卯时不到,祖庙偏厅的灯还亮着。
林暮到的时候,厅里只有族长林天雄一个人。老头坐在一张乌木桌后,桌上摆着一壶茶,两个杯,茶没倒。厅里没点炭盆,初秋的夜风从窗缝里灌进来,吹得灯焰晃。
他停在门口,没进去。
"进来,关门。"林天雄说。
林暮反手把门带上。门栓是铜的,凉。他走过去,在桌对面站定,不坐。
"坐。"
"站着听。"
林天雄抬眼看他。十三岁的少年,破麻衣洗得发白,下巴一道疤,眼神平得像矿坑底部的死水。老头忽然有点明白为什么这小子能在矿坑活两年——这种眼神,他只在边军老兵脸上见过。

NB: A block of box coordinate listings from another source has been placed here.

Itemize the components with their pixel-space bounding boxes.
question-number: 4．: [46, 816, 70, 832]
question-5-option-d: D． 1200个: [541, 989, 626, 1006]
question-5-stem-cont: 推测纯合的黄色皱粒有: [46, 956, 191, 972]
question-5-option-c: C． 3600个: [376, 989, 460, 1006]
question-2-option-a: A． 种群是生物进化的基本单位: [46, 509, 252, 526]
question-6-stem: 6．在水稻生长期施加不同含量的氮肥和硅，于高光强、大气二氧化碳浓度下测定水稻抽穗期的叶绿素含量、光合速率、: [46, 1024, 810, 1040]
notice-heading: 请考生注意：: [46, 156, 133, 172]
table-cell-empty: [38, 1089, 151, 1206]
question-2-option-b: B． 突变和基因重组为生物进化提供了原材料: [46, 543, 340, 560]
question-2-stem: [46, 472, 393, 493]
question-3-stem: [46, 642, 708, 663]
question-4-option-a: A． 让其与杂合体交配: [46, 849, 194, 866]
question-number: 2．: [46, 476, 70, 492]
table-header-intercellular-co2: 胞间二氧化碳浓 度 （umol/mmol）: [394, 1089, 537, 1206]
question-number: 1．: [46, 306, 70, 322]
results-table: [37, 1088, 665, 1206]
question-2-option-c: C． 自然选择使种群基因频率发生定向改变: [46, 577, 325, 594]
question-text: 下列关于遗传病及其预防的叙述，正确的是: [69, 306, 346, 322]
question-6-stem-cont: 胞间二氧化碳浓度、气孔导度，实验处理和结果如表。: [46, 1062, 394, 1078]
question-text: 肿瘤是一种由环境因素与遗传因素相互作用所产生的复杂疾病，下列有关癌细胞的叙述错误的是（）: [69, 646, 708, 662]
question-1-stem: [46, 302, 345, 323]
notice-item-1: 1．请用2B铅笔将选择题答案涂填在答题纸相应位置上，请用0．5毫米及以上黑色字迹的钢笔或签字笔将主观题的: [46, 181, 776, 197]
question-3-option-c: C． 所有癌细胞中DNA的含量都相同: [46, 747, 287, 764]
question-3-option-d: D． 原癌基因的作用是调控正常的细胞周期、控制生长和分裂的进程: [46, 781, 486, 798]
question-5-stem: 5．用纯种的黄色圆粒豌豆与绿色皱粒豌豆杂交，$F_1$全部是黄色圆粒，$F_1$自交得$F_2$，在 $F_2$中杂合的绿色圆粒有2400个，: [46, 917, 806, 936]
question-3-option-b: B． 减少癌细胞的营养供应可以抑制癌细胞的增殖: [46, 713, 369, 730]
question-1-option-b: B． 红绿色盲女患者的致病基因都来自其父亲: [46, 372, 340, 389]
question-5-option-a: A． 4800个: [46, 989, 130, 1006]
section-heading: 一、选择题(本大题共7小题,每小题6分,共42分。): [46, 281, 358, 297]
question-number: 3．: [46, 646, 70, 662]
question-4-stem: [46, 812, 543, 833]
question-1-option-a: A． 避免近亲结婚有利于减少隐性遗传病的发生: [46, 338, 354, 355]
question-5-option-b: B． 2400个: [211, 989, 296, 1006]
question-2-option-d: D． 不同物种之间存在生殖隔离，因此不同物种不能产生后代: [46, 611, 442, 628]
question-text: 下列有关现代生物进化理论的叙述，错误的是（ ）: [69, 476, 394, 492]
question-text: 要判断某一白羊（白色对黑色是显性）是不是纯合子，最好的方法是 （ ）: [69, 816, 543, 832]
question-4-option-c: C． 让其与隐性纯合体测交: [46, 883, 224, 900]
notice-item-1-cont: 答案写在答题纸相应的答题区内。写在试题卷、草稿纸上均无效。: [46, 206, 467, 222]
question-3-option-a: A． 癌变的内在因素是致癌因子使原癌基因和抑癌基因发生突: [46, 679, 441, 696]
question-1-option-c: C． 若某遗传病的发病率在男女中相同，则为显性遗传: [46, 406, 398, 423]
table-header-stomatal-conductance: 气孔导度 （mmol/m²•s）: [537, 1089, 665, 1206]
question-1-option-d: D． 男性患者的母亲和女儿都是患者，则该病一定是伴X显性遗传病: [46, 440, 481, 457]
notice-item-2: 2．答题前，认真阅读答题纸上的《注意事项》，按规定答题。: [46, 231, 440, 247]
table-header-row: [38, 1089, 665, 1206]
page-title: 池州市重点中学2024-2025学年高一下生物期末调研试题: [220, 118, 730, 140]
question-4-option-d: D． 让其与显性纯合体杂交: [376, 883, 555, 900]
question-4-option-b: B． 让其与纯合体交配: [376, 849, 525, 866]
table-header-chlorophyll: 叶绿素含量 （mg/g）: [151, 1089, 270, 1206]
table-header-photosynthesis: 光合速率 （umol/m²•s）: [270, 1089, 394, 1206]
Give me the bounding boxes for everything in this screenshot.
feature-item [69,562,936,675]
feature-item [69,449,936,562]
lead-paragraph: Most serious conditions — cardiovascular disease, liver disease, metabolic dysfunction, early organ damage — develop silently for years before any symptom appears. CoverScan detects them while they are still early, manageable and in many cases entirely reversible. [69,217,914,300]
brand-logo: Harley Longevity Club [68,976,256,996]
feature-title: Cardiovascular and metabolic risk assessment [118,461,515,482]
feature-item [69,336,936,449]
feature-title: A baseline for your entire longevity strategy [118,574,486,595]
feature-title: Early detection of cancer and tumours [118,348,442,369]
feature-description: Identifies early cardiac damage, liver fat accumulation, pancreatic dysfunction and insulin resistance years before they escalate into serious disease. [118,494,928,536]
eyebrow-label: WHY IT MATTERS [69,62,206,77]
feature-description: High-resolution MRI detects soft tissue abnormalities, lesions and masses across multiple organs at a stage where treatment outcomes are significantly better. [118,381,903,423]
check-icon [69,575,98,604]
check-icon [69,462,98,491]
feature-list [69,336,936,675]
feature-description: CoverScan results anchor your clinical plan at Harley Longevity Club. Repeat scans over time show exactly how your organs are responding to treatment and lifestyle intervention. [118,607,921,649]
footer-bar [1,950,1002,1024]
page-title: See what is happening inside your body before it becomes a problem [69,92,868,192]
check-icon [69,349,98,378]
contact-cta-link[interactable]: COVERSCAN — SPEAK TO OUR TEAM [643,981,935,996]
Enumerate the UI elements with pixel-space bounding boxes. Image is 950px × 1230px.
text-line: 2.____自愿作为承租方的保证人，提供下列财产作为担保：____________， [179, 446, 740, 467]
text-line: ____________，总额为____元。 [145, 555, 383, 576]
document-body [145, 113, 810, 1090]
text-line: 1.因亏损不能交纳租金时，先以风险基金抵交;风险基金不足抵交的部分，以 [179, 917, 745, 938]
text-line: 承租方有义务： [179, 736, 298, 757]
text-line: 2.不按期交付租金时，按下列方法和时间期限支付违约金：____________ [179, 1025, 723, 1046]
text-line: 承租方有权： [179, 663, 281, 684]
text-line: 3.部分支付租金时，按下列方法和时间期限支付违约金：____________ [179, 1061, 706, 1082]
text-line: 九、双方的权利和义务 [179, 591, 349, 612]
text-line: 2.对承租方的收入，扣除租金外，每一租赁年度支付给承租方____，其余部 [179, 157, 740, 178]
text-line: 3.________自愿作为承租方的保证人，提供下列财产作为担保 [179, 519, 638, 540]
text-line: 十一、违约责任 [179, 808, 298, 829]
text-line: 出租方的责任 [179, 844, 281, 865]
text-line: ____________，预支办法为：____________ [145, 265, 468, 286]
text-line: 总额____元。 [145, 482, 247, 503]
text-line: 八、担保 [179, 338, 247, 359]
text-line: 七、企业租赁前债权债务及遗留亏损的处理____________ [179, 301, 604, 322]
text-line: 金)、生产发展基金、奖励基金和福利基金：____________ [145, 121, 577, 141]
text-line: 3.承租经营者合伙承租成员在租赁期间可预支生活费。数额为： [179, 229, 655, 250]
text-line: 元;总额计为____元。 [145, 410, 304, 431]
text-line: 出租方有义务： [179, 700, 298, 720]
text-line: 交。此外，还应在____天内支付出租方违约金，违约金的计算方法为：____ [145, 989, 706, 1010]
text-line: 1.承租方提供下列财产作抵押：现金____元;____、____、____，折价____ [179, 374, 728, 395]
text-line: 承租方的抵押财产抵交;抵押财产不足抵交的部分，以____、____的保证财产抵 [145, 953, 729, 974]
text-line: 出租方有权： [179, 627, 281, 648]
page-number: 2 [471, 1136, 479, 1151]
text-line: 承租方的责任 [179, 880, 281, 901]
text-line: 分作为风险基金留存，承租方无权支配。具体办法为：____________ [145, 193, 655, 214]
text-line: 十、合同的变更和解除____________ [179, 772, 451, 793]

"你印纹的事,我想了一夜。"林天雄把茶壶拿起来,给自己倒了一杯,又推了个空杯到林暮面前,"三百年前,林家从大荒深处抬回来一口青铜棺。抬棺的三十七人,回来七个,剩下三十死在路上。七个回来的人里,六个半年内暴毙,只有一个活到自然寿终——那就是林家第七代族长,林天行。"
林暮没坐,也没接杯。
"林天行启了棺。"老头喝茶,手稳,"棺是空的。但棺底刻着一行字,和你的印纹形制一样——'九劫焚天,唯我不灭'。他取了棺底那枚铁印,留在林家。从那以后,林家历代族长都见过那枚印,但没人敢碰。碰过的,无一例外,三年内暴毙。"
"你让我去后殿,就是让我碰。"林暮说。
"是。"
"为什么是我。"
林天雄放下茶杯。杯底磕在桌上,轻响。
"因为你是三品废料。"老头说得很平直,不嘲讽,不怜悯,"林家嫡脉子弟,印纹四品以上,族长有权调动。但三品以下的'废料',族谱上不算林家人。你娘死后你被分去矿坑,按族规,你已经是'编外'。编外的人碰那枚印,死了,族里不担因果。"
林暮看着他。
"所以族长是拿我试印。"
"是。"
"试成了,林家多得一枚九劫印。试不成,死个废料,不影响嫡脉。"
"是。"
两个人隔着一盏灯对看。灯焰晃了晃。
林暮忽然笑了。笑得不多,嘴角扯了一下,像矿坑里听见赵奎讲黄段子那种笑。
"行。"他说。
林天雄皱眉:"你不问试成的概率是多少,不问怎么活下来?"
"问了你能说真话?"
老头沉默了一息。
"三百年,七代族长,没有一个敢碰那枚印。不是不想,是不能。"林天雄从袖口摸出一卷布,摊在桌上。布是玄色的,上面用银线绣着蛇纹——跟棺盖上那蛇一模一样,蛇眼位置空着,"这是林天行留下的唯一物件,叫'引棺图'。他临终前在布上绣了这东西,留给后世'敢碰印的人'。"
林暮低头看。
蛇纹的蛇身一圈一圈,缠出一个复杂到看一眼就头晕的图案。图案正中心是个方框,方框四角各一道细纹——跟他掌心里那四道黑纹的位置分毫不差。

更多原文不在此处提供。